Thai Curry Paste is a Base, Not a “Quick Mix”

Perhaps the biggest hurdle for Western cooks is the name. We tend to treat “curry paste” like a packet of instant taco seasoning, a “quick mix” that contains everything needed for a finished dish. It doesn’t help that Thai curry “sauces” are sold that could easily be confused with a paste.

In reality, curry paste is a seasoning and flavoring base, much like a Latin sofrito or a French mirepoix. It is a concentration of aromatics designed to be fried in fat to release their oils. Just as you wouldn’t expect a jar of sautéed onions and garlic to be a finished soup, you shouldn’t expect a tin of Maesri or Mae Ploy to be a finished curry. It provides the DNA of the dish, but you are the one who provides the life.

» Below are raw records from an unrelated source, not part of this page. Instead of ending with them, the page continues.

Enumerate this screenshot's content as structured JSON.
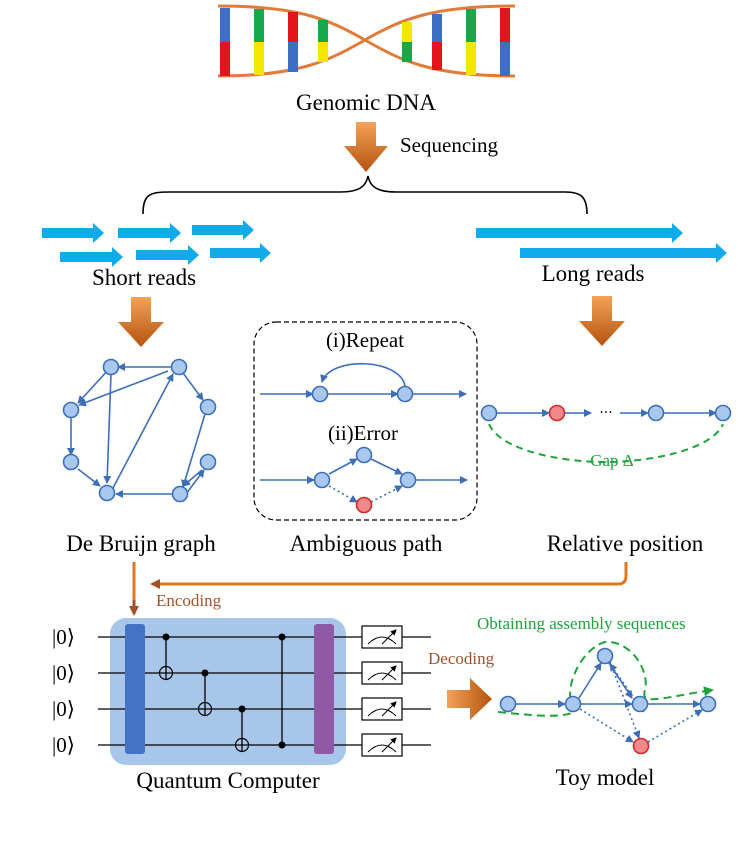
{
  "labels": {
    "genomic_dna": "Genomic DNA",
    "sequencing": "Sequencing",
    "short_reads": "Short reads",
    "long_reads": "Long reads",
    "repeat": "(i)Repeat",
    "error": "(ii)Error",
    "gap": "Gap Δ",
    "de_bruijn": "De Bruijn graph",
    "ambiguous": "Ambiguous path",
    "relative": "Relative position",
    "encoding": "Encoding",
    "decoding": "Decoding",
    "obtaining": "Obtaining assembly sequences",
    "quantum": "Quantum Computer",
    "toy": "Toy model",
    "ket0": "|0⟩",
    "ket1": "|0⟩",
    "ket2": "|0⟩",
    "ket3": "|0⟩"
  },
  "colors": {
    "dna_backbone": "#e07b3a",
    "base_blue": "#3f6fc4",
    "base_green": "#17a84a",
    "base_red": "#e3141b",
    "base_yellow": "#f5e600",
    "reads": "#11aaea",
    "node": "#a9c8f0",
    "node_error": "#f08a8a",
    "arrow_orange": "#e0781f",
    "encoding_text": "#a0522d",
    "assembly_green": "#1fa23a",
    "quantum_bg": "#a8c6ea",
    "gate_blue": "#4472c4",
    "gate_purple": "#8e5aa6"
  }
}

Best Store-Bought Thai Curry Pastes

You can make a great curry with any number of premade pastes. The best choices are Maesri Thai Curry Paste and Mae Ploy. ,

Mae Ploy curry paste is also a very good brand that I use often. It is much more convenient. The paste has much less moisture and comes in large tubs (the paste is actually in a plastic bag inside the tub). It lasts for months in the refrigerator, still retaining flavor and aroma well.

Maesri Thai Curry Paste: This is your “Flavor Punch” base. Because it includes dried spices like coriander seeds, cumin, and cardamom, it has a more complex, aromatic profile right out of the tin. It’s also vegetarian-friendly (no shrimp paste), which makes it a versatile “blank canvas.” Maesri comes in a 4-pack of smaller cans. Maesri makes red, green, yellow, Masamam, and Panang Thai curry paste.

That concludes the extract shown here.